FireAct - Innovative Methods for Language Agent Fine-tuning

FireAct: Toward Language Agent Fine-tuning

FireAct is an innovative project focused on the fine-tuning of language agents. Stemming from a comprehensive academic publication, the project's repository encompasses prompts, demo code, and fine-tuning data integral for language model development and experimentation. The project is spearheaded by Baian Chen and collaborators, highlighting its scholarly foundation.

Overview

The FireAct project is structured to facilitate the development and fine-tuning of language agents.

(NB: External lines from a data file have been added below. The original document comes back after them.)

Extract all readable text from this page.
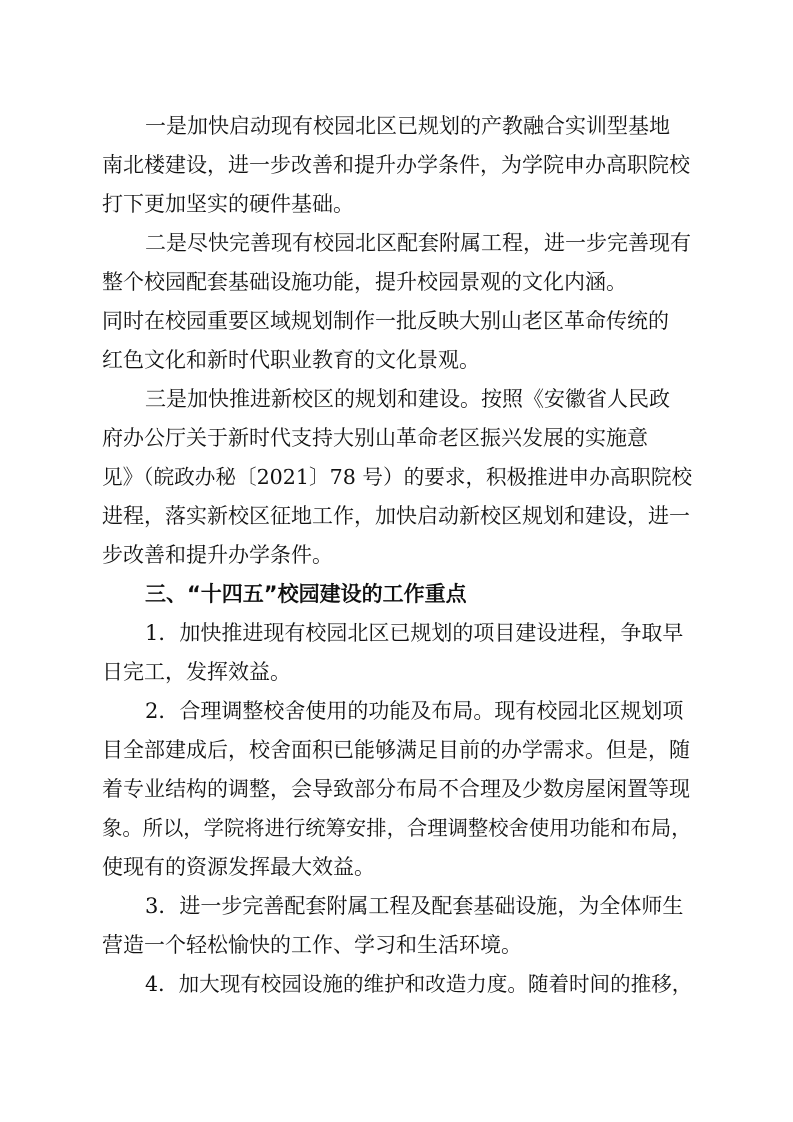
一是加快启动现有校园北区已规划的产教融合实训型基地
南北楼建设，进一步改善和提升办学条件，为学院申办高职院校
打下更加坚实的硬件基础。
二是尽快完善现有校园北区配套附属工程，进一步完善现有
整个校园配套基础设施功能，提升校园景观的文化内涵。
同时在校园重要区域规划制作一批反映大别山老区革命传统的
红色文化和新时代职业教育的文化景观。
三是加快推进新校区的规划和建设。按照《安徽省人民政
府办公厅关于新时代支持大别山革命老区振兴发展的实施意
见》（皖政办秘〔2021〕78 号）的要求，积极推进申办高职院校
进程，落实新校区征地工作，加快启动新校区规划和建设，进一
步改善和提升办学条件。
三、“十四五”校园建设的工作重点
1．加快推进现有校园北区已规划的项目建设进程，争取早
日完工，发挥效益。
2．合理调整校舍使用的功能及布局。现有校园北区规划项
目全部建成后，校舍面积已能够满足目前的办学需求。但是，随
着专业结构的调整，会导致部分布局不合理及少数房屋闲置等现
象。所以，学院将进行统筹安排，合理调整校舍使用功能和布局，
使现有的资源发挥最大效益。
3．进一步完善配套附属工程及配套基础设施，为全体师生
营造一个轻松愉快的工作、学习和生活环境。
4．加大现有校园设施的维护和改造力度。随着时间的推移，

Key components include:

Tools: Defined in the tools/ directory, these are necessary for implementing various functionalities.
Tasks: Outlined in tasks/, these are targeted objectives or questions to be addressed by the language model.
Data Collection & Experimentation: Managed through generation.py, this step involves gathering data and running experiments. The outcomes are stored in trajs/.

Data & Prompts

Data management and prompt setup are critical to the FireAct project. The data/ directory contains datasets to generate training data, with examples formatted for both Alpaca and GPT models. The prompts/ directory is specifically designed to aid in the generation of effective training data and in conducting experimental runs.

Setup

To get started with FireAct, users need to secure API keys for OpenAI and SERP services, creating environment variables for both. Setting up the project involves:

Creating a virtual environment using Conda.
Cloning the repository from GitHub.
Installing necessary dependencies listed in requirements.txt.

Running the Demo

Data Generation
Users can execute data generation with:

python generation.py --task hotpotqa --backend gpt-4 --promptpath default --evaluate --random --task_split val --temperature 0 --task_end_index 5

This command requires setting a high --task_end_index for obtaining substantial data samples. The data must then be converted to suitable formats for training.

Supervised Fine-tuning
The fine-tuning process for language models is illustrated with:

cd finetune/llama_lora
python finetune.py --base_model meta-llama/Llama-2-13b-chat-hf --data_path ../../data/finetune/alpaca_format/hotpotqa.json --micro_batch_size 8 --num_epochs 30 --output_dir ../../models/lora/fireact-llama-2-13b --val_set_size 0.01 --cutoff_len 512

Inference
Inference tasks can be executed using the following examples:

For FireAct Llama:

python generation.py --task hotpotqa --backend llama --evaluate --random --task_split dev --task_end_index 5 --modelpath meta-llama/Llama-2-7b-chat --add_lora --alpaca_format --peftpath forestai/fireact_llama_2_7b_lora

For FireAct GPT:

python generation.py --task hotpotqa --backend ft:gpt-3.5-turbo-0613:<YOUR_MODEL> --evaluate --random --task_split dev --temperature 0 --chatgpt_format --task_end_index 5

Model Zoo

FireAct offers a variety of multitask models based on the Llama family, available on Hugging Face:

Llama2-7B: Available as a LoRA fine-tuned model and full model.
Llama2-13B: Also available as a LoRA fine-tuned model.
CodeLlama series (7B, 13B, 34B): All fine-tuned using the LoRA method.

These models encompass diverse functionalities suitable for a range of language tasks.

References

FireAct is complemented by key contributions from notable codebases such as ReAct, Stanford Alpaca, and various LoRA implementations, ensuring robust and comprehensive support for model fine-tuning.